LE RAPPORT COMPLEMENTAIRE
Voici un livre dense, court et concis qui a le double mérite de pointer l’essentiel de la psychiatrie française d’après-guerre et de nous donner des raisons d’espérer sortir de sa désaffection et de sa quasi disparition. L’ouvrage tourne autour de cette institution dont François Tosquelles donna la première esquisse : la constellation transférentielle. Définie par Pierre Delion comme « l’ensemble des soignants qui sont au contact du patient présentant une pathologie archaïque », elle est la matrice de toute l’extraordinaire expansion de la psychothérapie institutionnelle et de la psychiatrie de secteur depuis Saint Alban et les années d’après-guerre.

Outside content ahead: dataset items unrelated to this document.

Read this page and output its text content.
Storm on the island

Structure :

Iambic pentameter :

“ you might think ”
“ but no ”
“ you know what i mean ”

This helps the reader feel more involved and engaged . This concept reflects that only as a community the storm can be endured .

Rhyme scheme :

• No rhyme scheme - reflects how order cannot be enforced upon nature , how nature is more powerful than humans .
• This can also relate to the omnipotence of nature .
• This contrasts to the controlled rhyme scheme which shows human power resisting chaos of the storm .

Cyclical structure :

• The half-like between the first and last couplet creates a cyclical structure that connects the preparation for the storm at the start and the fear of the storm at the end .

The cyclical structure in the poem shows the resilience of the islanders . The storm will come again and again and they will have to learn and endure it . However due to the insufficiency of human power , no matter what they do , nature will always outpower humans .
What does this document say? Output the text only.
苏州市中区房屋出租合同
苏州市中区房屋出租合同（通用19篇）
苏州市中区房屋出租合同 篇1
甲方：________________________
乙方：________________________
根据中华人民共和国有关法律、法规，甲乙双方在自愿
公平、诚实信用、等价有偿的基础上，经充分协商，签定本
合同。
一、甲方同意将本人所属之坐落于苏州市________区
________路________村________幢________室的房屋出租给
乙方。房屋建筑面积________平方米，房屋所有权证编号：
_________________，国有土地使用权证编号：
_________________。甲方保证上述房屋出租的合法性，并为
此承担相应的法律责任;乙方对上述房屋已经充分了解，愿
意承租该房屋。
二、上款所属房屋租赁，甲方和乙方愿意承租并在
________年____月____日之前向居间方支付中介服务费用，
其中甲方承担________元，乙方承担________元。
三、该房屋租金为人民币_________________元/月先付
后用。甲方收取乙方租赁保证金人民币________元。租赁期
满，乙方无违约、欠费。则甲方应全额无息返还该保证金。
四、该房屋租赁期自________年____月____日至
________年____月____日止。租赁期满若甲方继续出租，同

Deux idées fortes guident le propos : la distinction a priori/a posteriori et la notion de pathologies archaïques. La première permet de lire la crise actuelle comme le triomphe sans partage de l’a priori dans les soins psychiques : les protocoles sont fixés avant toute expérience clinique, ils nous mettent à l’abri de la rencontre. « A posteriori » désigne au contraire la rencontre elle-même, le contact et l’expérience. Un tel dépérissement de l’expérience engendre inévitablement des querelles médiatiques absurdes. Comme lors des interminables diatribes pour dénoncer l’abandon de la méthode syllabique dans l’apprentissage de la lecture, suivies un temps par la réaction, elle aussi dogmatique, de la méthode dite globale. Les enseignants expérimentés savent bien qu’un élève commence par voir le mot globalement (voie d’adressage), mais qu’il tente ensuite de vérifier sa vision en découpant le mot en entités discrètes, phonèmes ou syllabes (voie d’assemblage). Ce que nous dit ici Pierre Delion de la psychiatrie relève du même aveuglement conservateur ou scientiste, comme dans les controverses sur l’autisme ou comme dans les deux approches de la schizophrénie restituées ici : l’approche de Bleuler et Henri Ey et celle du DSM 5.…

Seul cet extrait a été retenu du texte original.